Es ist eine Meldung, die einen in den Abgrund des Nichtstuns stürzen könnte - oder eben auf die Sonnenterasse. Die Gipfel unserer Alpen verwandeln sich gerade zu einer Art Therme für Pflanzen, die früher eher im Süden anzutreffen waren. Man könnte meinen, die Alpen seien nur eine große Liegestuhl-Kolonie für klimawandelresistente Pflanzen geworden.
Ein internationales Team, das wohl auch einen oder zwei Österreicher umfasst - vermutlich mit Wanderstiefeln und Thermobecher ausgestattet - hat über 6.000 Flächen beobachtet. Die meiste Arbeit haben sie sich dabei auf den alpinen Gipfeln gemacht. Wer sich schon immer gefragt hat, wie eine thermophile Pflanze aussieht, der kann jetzt aufsteigen und sich selbst ein Bild machen. Oder ein Selfie. Das kommt sicher gut an bei den Leuten, die noch an kalte Gipfel glauben.
In den Wäldern und auf den Wiesen ist der Effekt ebenfalls zu beobachten. Das bedeutet im Klartext: Wer einen Waldspaziergang plant, sollte sich nicht wundern, wenn ihm plötzlich eine Pflanze entgegenkommt, die sonst eher im Mittelmeerraum anzutreffen ist. Vielleicht sollte man die Wanderkarte bald durch einen Cocktailplan ersetzen.

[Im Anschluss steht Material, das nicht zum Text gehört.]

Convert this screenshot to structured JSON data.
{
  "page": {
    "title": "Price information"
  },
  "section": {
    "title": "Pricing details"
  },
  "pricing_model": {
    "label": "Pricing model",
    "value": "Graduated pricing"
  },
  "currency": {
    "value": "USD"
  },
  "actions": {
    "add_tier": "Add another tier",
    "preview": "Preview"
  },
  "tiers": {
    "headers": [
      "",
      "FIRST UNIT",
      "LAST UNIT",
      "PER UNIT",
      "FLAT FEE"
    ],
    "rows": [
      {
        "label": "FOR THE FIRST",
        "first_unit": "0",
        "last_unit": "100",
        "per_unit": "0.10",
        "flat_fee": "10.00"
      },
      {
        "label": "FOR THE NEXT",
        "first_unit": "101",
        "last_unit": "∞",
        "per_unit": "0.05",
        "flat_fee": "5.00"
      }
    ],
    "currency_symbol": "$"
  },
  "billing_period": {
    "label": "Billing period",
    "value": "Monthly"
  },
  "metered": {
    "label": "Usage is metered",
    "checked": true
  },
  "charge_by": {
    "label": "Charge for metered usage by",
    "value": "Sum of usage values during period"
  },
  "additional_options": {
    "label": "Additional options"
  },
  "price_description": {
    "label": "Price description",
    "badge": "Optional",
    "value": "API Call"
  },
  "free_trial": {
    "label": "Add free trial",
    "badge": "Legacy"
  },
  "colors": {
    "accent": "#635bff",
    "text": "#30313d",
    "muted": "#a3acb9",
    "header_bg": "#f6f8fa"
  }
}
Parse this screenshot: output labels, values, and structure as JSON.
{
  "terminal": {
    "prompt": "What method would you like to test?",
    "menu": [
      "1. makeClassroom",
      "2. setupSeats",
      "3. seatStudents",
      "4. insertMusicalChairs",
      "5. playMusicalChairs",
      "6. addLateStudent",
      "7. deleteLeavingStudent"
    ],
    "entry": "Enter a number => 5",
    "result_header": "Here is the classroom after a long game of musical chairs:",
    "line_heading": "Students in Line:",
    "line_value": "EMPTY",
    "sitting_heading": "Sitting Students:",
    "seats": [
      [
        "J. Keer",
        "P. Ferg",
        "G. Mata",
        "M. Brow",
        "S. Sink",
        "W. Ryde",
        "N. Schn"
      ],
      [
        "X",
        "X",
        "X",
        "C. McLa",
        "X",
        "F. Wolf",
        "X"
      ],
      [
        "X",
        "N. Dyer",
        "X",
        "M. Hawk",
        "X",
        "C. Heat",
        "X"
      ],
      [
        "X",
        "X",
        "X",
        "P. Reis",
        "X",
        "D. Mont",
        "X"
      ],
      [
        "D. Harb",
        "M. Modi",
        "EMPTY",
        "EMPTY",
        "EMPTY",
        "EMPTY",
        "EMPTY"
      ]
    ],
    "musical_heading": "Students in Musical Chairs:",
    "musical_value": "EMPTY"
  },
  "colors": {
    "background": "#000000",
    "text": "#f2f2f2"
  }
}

Die Forscher sprechen von "Thermophilisierung" - ein Wort, das klingt, als hätte ein Marketing-Profi aus Köln einen Wellness-Trend erfunden. Tatsächlich geht es darum, dass sich die Pflanzenwelt an die wärmeren Bedingungen anpasst. Einige Arten fühlen sich pudelwohl, andere frieren sich vermutlich den letzten Zellkern weg.
Man könnte fast Mitleid bekommen - wenn man nicht gerade selbst auf der Sonnenterrasse sitzen und den Ausblick genießen würde. Die heimischen Pflanzen haben's da schwerer, klar. Aber hey, wer hätte gedacht, dass der Klimawandel so etwas wie einen botanischen Austausch zwischen Nord und Süd bewirkt? Fast wie bei einem WG-Castings, nur dass die Pflanzen nicht drum herummachen können.
Die Studie zeigt auch, dass einige Arten einfach nicht mehr Schritt halten können. Das ist tragisch - für die Pflanzen. Für uns bedeutet das aber auch: Wer mal wieder einen Ausflug ins Gebirge plant, sollte sich vielleicht schon mal auf exotische Begegnungen einstellen. Vielleicht kommt man ja mit einer Pflanze ins Gespräch, die einem erzählt, wie schön es früher in der Toskana war.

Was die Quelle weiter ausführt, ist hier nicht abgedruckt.